A descoberta de que é uma mulher negra foi fundamental para a vida, avalia Lua.
“Essa descoberta me impactou num lugar de pertencimento, de entender esse lugar de estar em uma família branca.”
“Passei a me sentir pertencente a uma comunidade negra, com pessoas negras. Tanto que hoje naturalmente a maioria dos meus amigos são pessoas pretas, porque fui buscando essa ligação”, diz Lua, que considera que o ingresso na universidade também a ajudou a entender melhor a importância da luta contra o racismo.
‘Processo doloroso, mas necessário’
Segundo a última Pesquisa Nacional por Amostra de Domicílios do IBGE (Instituto Brasileiro de Geografia e Estatística), de 2021, a população negra soma 56,1% no Brasil. Isso inclui aquelas pessoas que se “autodeclaram pretas e pardas”, segundo definição do Estatuto da Igualdade Racial em 2010.
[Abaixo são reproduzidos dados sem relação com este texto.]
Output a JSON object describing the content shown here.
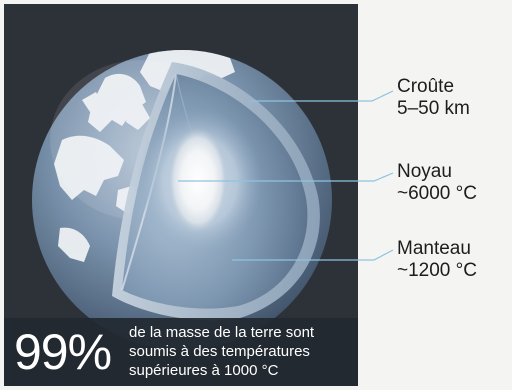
{
  "labels": {
    "crust": {
      "name": "Croûte",
      "value": "5–50 km"
    },
    "core": {
      "name": "Noyau",
      "value": "~6000 °C"
    },
    "mantle": {
      "name": "Manteau",
      "value": "~1200 °C"
    }
  },
  "stat": {
    "value": "99%",
    "lines": [
      "de la masse de la terre sont",
      "soumis à des températures",
      "supérieures à 1000 °C"
    ]
  },
  "colors": {
    "panel": "#2d3138",
    "leader_line": "#8ec3e0",
    "ocean": "#5f7a96",
    "land": "#f0f2f4",
    "core_glow": "#ffffff"
  },
  "icons": [
    "earth-cutaway-illustration"
  ]
}
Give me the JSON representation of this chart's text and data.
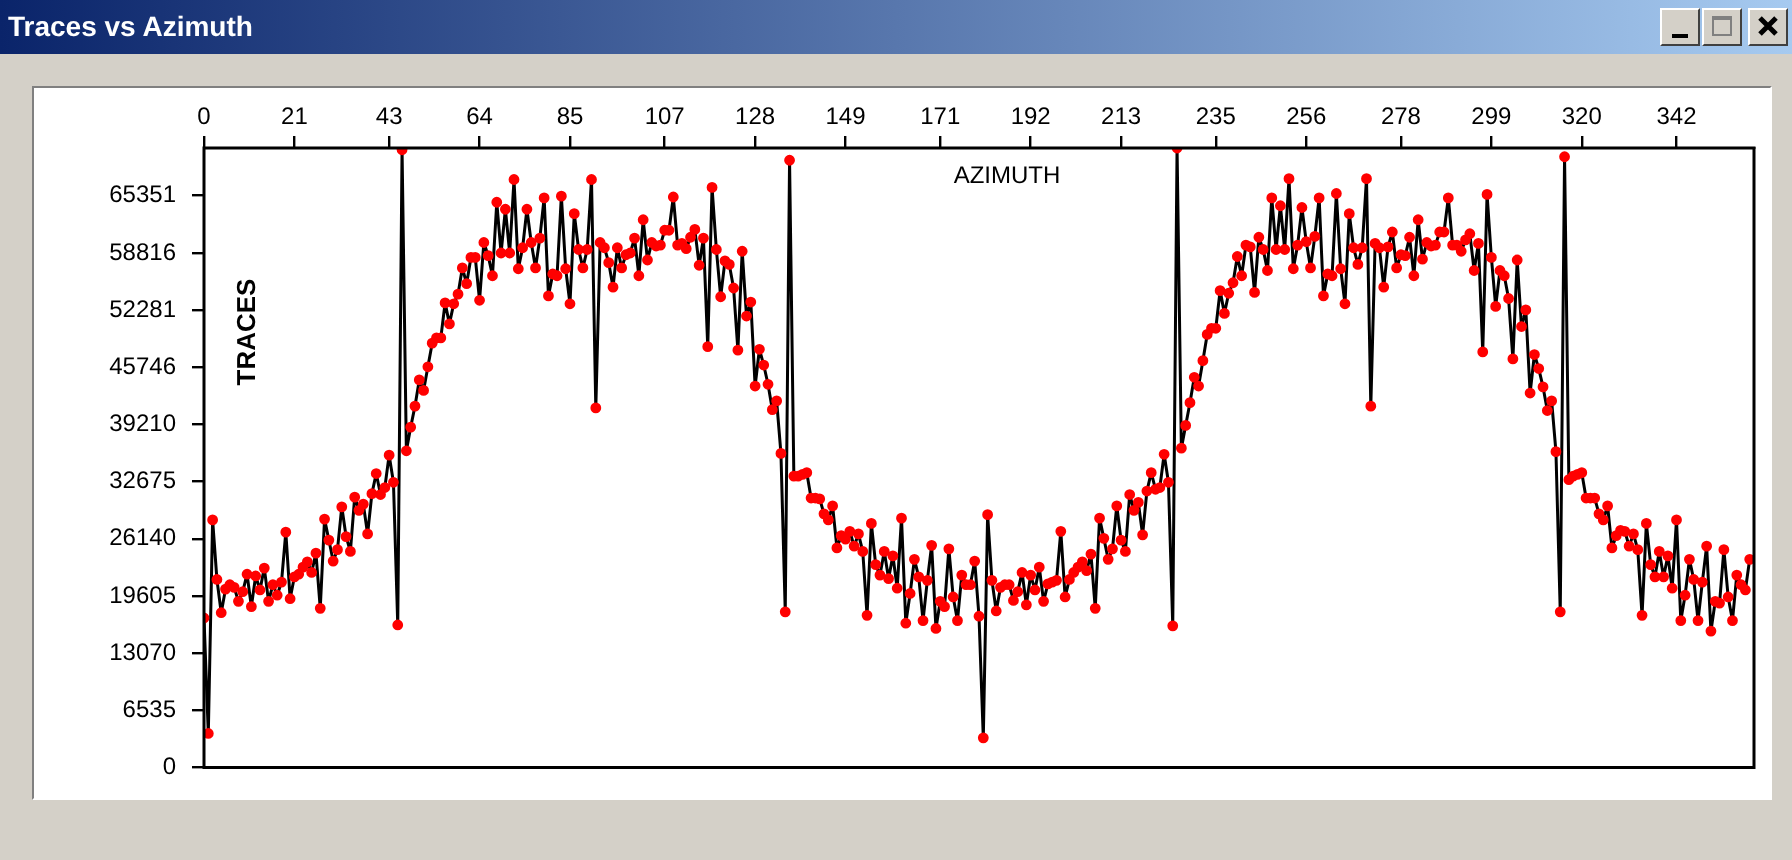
{
  "chart_data": {
    "type": "line",
    "title": "Traces vs Azimuth",
    "xlabel": "AZIMUTH",
    "ylabel": "TRACES",
    "xlim": [
      0,
      360
    ],
    "ylim": [
      0,
      70800
    ],
    "xticks": [
      0,
      21,
      43,
      64,
      85,
      107,
      128,
      149,
      171,
      192,
      213,
      235,
      256,
      278,
      299,
      320,
      342
    ],
    "yticks": [
      0,
      6535,
      13070,
      19605,
      26140,
      32675,
      39210,
      45746,
      52281,
      58816,
      65351
    ],
    "grid": false,
    "legend": false,
    "marker": "circle",
    "line_style": "solid",
    "x": [
      0,
      1,
      2,
      3,
      4,
      5,
      6,
      7,
      8,
      9,
      10,
      11,
      12,
      13,
      14,
      15,
      16,
      17,
      18,
      19,
      20,
      21,
      22,
      23,
      24,
      25,
      26,
      27,
      28,
      29,
      30,
      31,
      32,
      33,
      34,
      35,
      36,
      37,
      38,
      39,
      40,
      41,
      42,
      43,
      44,
      45,
      46,
      47,
      48,
      49,
      50,
      51,
      52,
      53,
      54,
      55,
      56,
      57,
      58,
      59,
      60,
      61,
      62,
      63,
      64,
      65,
      66,
      67,
      68,
      69,
      70,
      71,
      72,
      73,
      74,
      75,
      76,
      77,
      78,
      79,
      80,
      81,
      82,
      83,
      84,
      85,
      86,
      87,
      88,
      89,
      90,
      91,
      92,
      93,
      94,
      95,
      96,
      97,
      98,
      99,
      100,
      101,
      102,
      103,
      104,
      105,
      106,
      107,
      108,
      109,
      110,
      111,
      112,
      113,
      114,
      115,
      116,
      117,
      118,
      119,
      120,
      121,
      122,
      123,
      124,
      125,
      126,
      127,
      128,
      129,
      130,
      131,
      132,
      133,
      134,
      135,
      136,
      137,
      138,
      139,
      140,
      141,
      142,
      143,
      144,
      145,
      146,
      147,
      148,
      149,
      150,
      151,
      152,
      153,
      154,
      155,
      156,
      157,
      158,
      159,
      160,
      161,
      162,
      163,
      164,
      165,
      166,
      167,
      168,
      169,
      170,
      171,
      172,
      173,
      174,
      175,
      176,
      177,
      178,
      179,
      180,
      181,
      182,
      183,
      184,
      185,
      186,
      187,
      188,
      189,
      190,
      191,
      192,
      193,
      194,
      195,
      196,
      197,
      198,
      199,
      200,
      201,
      202,
      203,
      204,
      205,
      206,
      207,
      208,
      209,
      210,
      211,
      212,
      213,
      214,
      215,
      216,
      217,
      218,
      219,
      220,
      221,
      222,
      223,
      224,
      225,
      226,
      227,
      228,
      229,
      230,
      231,
      232,
      233,
      234,
      235,
      236,
      237,
      238,
      239,
      240,
      241,
      242,
      243,
      244,
      245,
      246,
      247,
      248,
      249,
      250,
      251,
      252,
      253,
      254,
      255,
      256,
      257,
      258,
      259,
      260,
      261,
      262,
      263,
      264,
      265,
      266,
      267,
      268,
      269,
      270,
      271,
      272,
      273,
      274,
      275,
      276,
      277,
      278,
      279,
      280,
      281,
      282,
      283,
      284,
      285,
      286,
      287,
      288,
      289,
      290,
      291,
      292,
      293,
      294,
      295,
      296,
      297,
      298,
      299,
      300,
      301,
      302,
      303,
      304,
      305,
      306,
      307,
      308,
      309,
      310,
      311,
      312,
      313,
      314,
      315,
      316,
      317,
      318,
      319,
      320,
      321,
      322,
      323,
      324,
      325,
      326,
      327,
      328,
      329,
      330,
      331,
      332,
      333,
      334,
      335,
      336,
      337,
      338,
      339,
      340,
      341,
      342,
      343,
      344,
      345,
      346,
      347,
      348,
      349,
      350,
      351,
      352,
      353,
      354,
      355,
      356,
      357,
      358,
      359
    ],
    "series": [
      {
        "color": "#ff0000",
        "values": [
          17100,
          3900,
          28300,
          21500,
          17700,
          20400,
          20900,
          20600,
          19000,
          20100,
          22100,
          18400,
          21900,
          20300,
          22800,
          19000,
          20900,
          19700,
          21200,
          26900,
          19300,
          21800,
          22100,
          22900,
          23500,
          22300,
          24500,
          18200,
          28400,
          26000,
          23600,
          24900,
          29800,
          26400,
          24700,
          30900,
          29400,
          30100,
          26700,
          31300,
          33600,
          31200,
          32000,
          35700,
          32600,
          16300,
          70600,
          36200,
          38900,
          41300,
          44300,
          43100,
          45800,
          48500,
          49100,
          49100,
          53100,
          50700,
          53000,
          54100,
          57100,
          55300,
          58300,
          58300,
          53400,
          60000,
          58500,
          56200,
          64600,
          58800,
          63800,
          58800,
          67200,
          57000,
          59400,
          63800,
          60000,
          57100,
          60500,
          65100,
          53900,
          56400,
          56200,
          65300,
          57000,
          53000,
          63300,
          59200,
          57100,
          59200,
          67200,
          41100,
          60000,
          59400,
          57700,
          54900,
          59400,
          57100,
          58600,
          58800,
          60500,
          56200,
          62600,
          58000,
          60000,
          59600,
          59700,
          61400,
          61400,
          65200,
          59700,
          59900,
          59300,
          60600,
          61500,
          57400,
          60500,
          48100,
          66300,
          59200,
          53800,
          57900,
          57500,
          54800,
          47700,
          59000,
          51600,
          53200,
          43600,
          47800,
          46000,
          43800,
          40900,
          41900,
          35900,
          17800,
          69400,
          33300,
          33300,
          33500,
          33700,
          30800,
          30800,
          30700,
          29000,
          28300,
          29900,
          25100,
          26500,
          26100,
          27000,
          25300,
          26700,
          24700,
          17400,
          27900,
          23200,
          22000,
          24700,
          21600,
          24200,
          20500,
          28500,
          16500,
          19900,
          23800,
          21800,
          16800,
          21400,
          25400,
          15900,
          19000,
          18400,
          25000,
          19500,
          16800,
          22000,
          20900,
          20900,
          23600,
          17300,
          3400,
          28900,
          21400,
          17900,
          20600,
          20900,
          20900,
          19100,
          20100,
          22300,
          18600,
          22000,
          20300,
          22900,
          19000,
          21000,
          21200,
          21400,
          27000,
          19500,
          21500,
          22300,
          22900,
          23500,
          22500,
          24400,
          18200,
          28500,
          26200,
          23800,
          25000,
          29900,
          26000,
          24700,
          31200,
          29400,
          30300,
          26600,
          31600,
          33700,
          31800,
          32000,
          35800,
          32600,
          16200,
          70800,
          36500,
          39100,
          41700,
          44600,
          43600,
          46500,
          49500,
          50200,
          50200,
          54500,
          51900,
          54200,
          55400,
          58400,
          56200,
          59700,
          59500,
          54300,
          60600,
          59200,
          56800,
          65100,
          59200,
          64200,
          59200,
          67300,
          57000,
          59700,
          64000,
          60100,
          57100,
          60700,
          65100,
          53900,
          56400,
          56200,
          65600,
          57000,
          53000,
          63300,
          59400,
          57500,
          59400,
          67300,
          41300,
          59900,
          59400,
          54900,
          59500,
          61200,
          57100,
          58600,
          58500,
          60600,
          56200,
          62600,
          58100,
          60000,
          59600,
          59700,
          61200,
          61200,
          65100,
          59700,
          59700,
          59000,
          60300,
          61000,
          56800,
          59900,
          47500,
          65500,
          58300,
          52700,
          56800,
          56200,
          53600,
          46700,
          58000,
          50400,
          52300,
          42800,
          47200,
          45600,
          43500,
          40800,
          41900,
          36100,
          17800,
          69800,
          32900,
          33300,
          33500,
          33700,
          30800,
          30800,
          30800,
          29000,
          28300,
          29900,
          25100,
          26500,
          27100,
          27000,
          25300,
          26700,
          24900,
          17400,
          27900,
          23200,
          21800,
          24700,
          21800,
          24200,
          20500,
          28300,
          16800,
          19700,
          23800,
          21500,
          16800,
          21200,
          25300,
          15600,
          19000,
          18800,
          24900,
          19500,
          16800,
          22000,
          20900,
          20300,
          23800
        ]
      }
    ]
  }
}
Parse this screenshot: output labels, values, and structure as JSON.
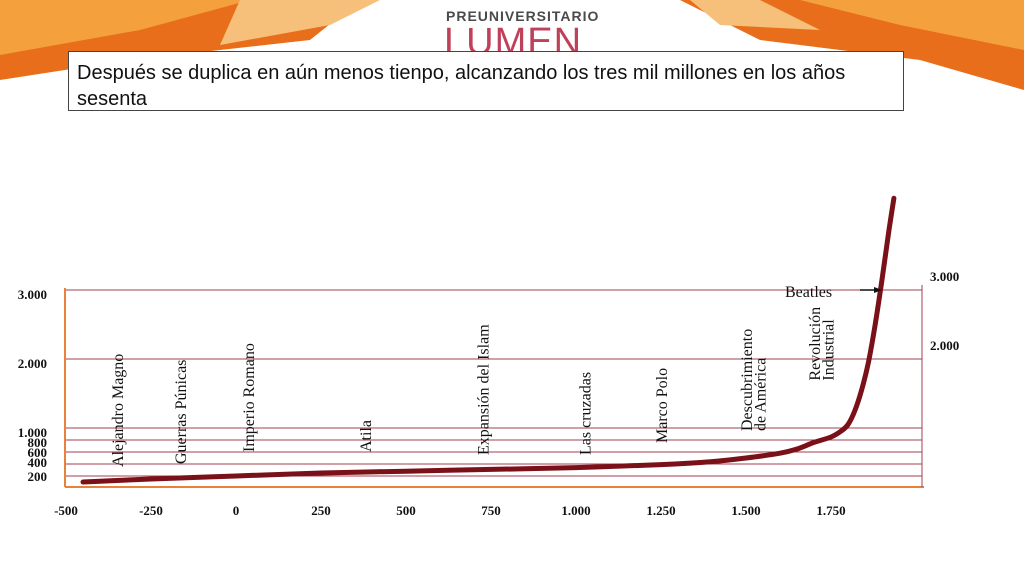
{
  "logo": {
    "top": "PREUNIVERSITARIO",
    "main": "LUMEN"
  },
  "caption": "Después se duplica en aún menos tienpo, alcanzando los tres mil millones en los años sesenta",
  "colors": {
    "curve": "#7a1018",
    "axis": "#e8823a",
    "grid": "#a04050",
    "banner_orange": "#f08a2a",
    "banner_light": "#f6b25a",
    "brand": "#c0405a"
  },
  "chart_data": {
    "type": "line",
    "xlim": [
      -500,
      1975
    ],
    "ylim": [
      0,
      4500
    ],
    "x_ticks": [
      {
        "value": -500,
        "label": "-500"
      },
      {
        "value": -250,
        "label": "-250"
      },
      {
        "value": 0,
        "label": "0"
      },
      {
        "value": 250,
        "label": "250"
      },
      {
        "value": 500,
        "label": "500"
      },
      {
        "value": 750,
        "label": "750"
      },
      {
        "value": 1000,
        "label": "1.000"
      },
      {
        "value": 1250,
        "label": "1.250"
      },
      {
        "value": 1500,
        "label": "1.500"
      },
      {
        "value": 1750,
        "label": "1.750"
      }
    ],
    "y_ticks_left": [
      {
        "value": 200,
        "label": "200"
      },
      {
        "value": 400,
        "label": "400"
      },
      {
        "value": 600,
        "label": "600"
      },
      {
        "value": 800,
        "label": "800"
      },
      {
        "value": 1000,
        "label": "1.000"
      },
      {
        "value": 2000,
        "label": "2.000"
      },
      {
        "value": 3000,
        "label": "3.000"
      }
    ],
    "y_ticks_right": [
      {
        "value": 2000,
        "label": "2.000"
      },
      {
        "value": 3000,
        "label": "3.000"
      }
    ],
    "series": [
      {
        "points": [
          {
            "x": -450,
            "y": 100
          },
          {
            "x": -250,
            "y": 150
          },
          {
            "x": 0,
            "y": 200
          },
          {
            "x": 250,
            "y": 250
          },
          {
            "x": 500,
            "y": 280
          },
          {
            "x": 750,
            "y": 310
          },
          {
            "x": 1000,
            "y": 340
          },
          {
            "x": 1250,
            "y": 390
          },
          {
            "x": 1400,
            "y": 440
          },
          {
            "x": 1500,
            "y": 500
          },
          {
            "x": 1600,
            "y": 580
          },
          {
            "x": 1650,
            "y": 650
          },
          {
            "x": 1700,
            "y": 760
          },
          {
            "x": 1750,
            "y": 850
          },
          {
            "x": 1780,
            "y": 950
          },
          {
            "x": 1800,
            "y": 1050
          },
          {
            "x": 1820,
            "y": 1250
          },
          {
            "x": 1840,
            "y": 1550
          },
          {
            "x": 1860,
            "y": 1950
          },
          {
            "x": 1880,
            "y": 2500
          },
          {
            "x": 1900,
            "y": 3150
          },
          {
            "x": 1920,
            "y": 3850
          },
          {
            "x": 1935,
            "y": 4330
          }
        ]
      }
    ],
    "annotations": [
      {
        "text": "Alejandro Magno",
        "x": -350,
        "y_base": 250
      },
      {
        "text": "Guerras Púnicas",
        "x": -165,
        "y_base": 300
      },
      {
        "text": "Imperio Romano",
        "x": 35,
        "y_base": 500
      },
      {
        "text": "Atila",
        "x": 380,
        "y_base": 500
      },
      {
        "text": "Expansión del Islam",
        "x": 725,
        "y_base": 450
      },
      {
        "text": "Las cruzadas",
        "x": 1025,
        "y_base": 450
      },
      {
        "text": "Marco Polo",
        "x": 1250,
        "y_base": 650
      },
      {
        "text": "Descubrimiento",
        "x": 1500,
        "y_base": 850
      },
      {
        "text": "de América",
        "x": 1540,
        "y_base": 850
      },
      {
        "text": "Revolución",
        "x": 1700,
        "y_base": 1600
      },
      {
        "text": "Industrial",
        "x": 1740,
        "y_base": 1600
      }
    ],
    "beatles": {
      "text": "Beatles",
      "x": 1600,
      "y": 3000
    }
  }
}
De acordo com essa pesquisa de 2021, os pardos somam cerca de 100 milhões de brasileiros. Eles respondem por 47% da população brasileira, à frente de brancos (43%), pretos (9,1%) e da soma entre indígenas e amarelos (0,9%).
A professora Daniela Gomes afirma que o Brasil tem uma mentalidade racial construída para clarear as pessoas, “um processo de embranquecimento da população construído para negar negritude e racismo”.
“Lá atrás, esse embranquecimento da população, construía uma mentalidade de nação onde por um lado quanto mais escuro mais é afetado pelo racismo e por outro lado o racismo não existe na cabeça da grande maioria da população”, pontua.
“No país há um inconsciente coletivo onde a mentalidade racial aponta para fazer com que as pessoas entendam que ser negro não é legal. Por isso, podem tentar de alguma forma não ser negro. Isso vai desde não se entender com pessoas negras até ao ponto de não se envolver com elas”, declara Daniela.
A estudiosa afirma que o processo de tomada de consciência racial é fundamental.
“Isso envolve muitas coisas, a partir de um espaço social. É parte de uma retomada de consciência que pode envolver situações como acessar outros espaços, fazer parte de grupos ativistas ou se ver isolado em um ambiente predominantemente branco no qual você é o único negro”, diz.
Ela frisa que essa descoberta pode ser um processo doloroso, que demanda apoio emocional e que pode precisar de acolhimento por parte da família e até de movimentos ativistas.
“Isso demanda estudar sobre si e o povo. Ninguém quer ficar do lado da história que perdeu. No caso, a população negra foi vitimizada pela escravidão e sofre racismo desde que esse país existe. Então quem quer se identificar com a negritude? Ninguém quer estar do lado que está sendo destruído e massacrado. Por isso, é um processo doloroso, mas necessário”, afirma.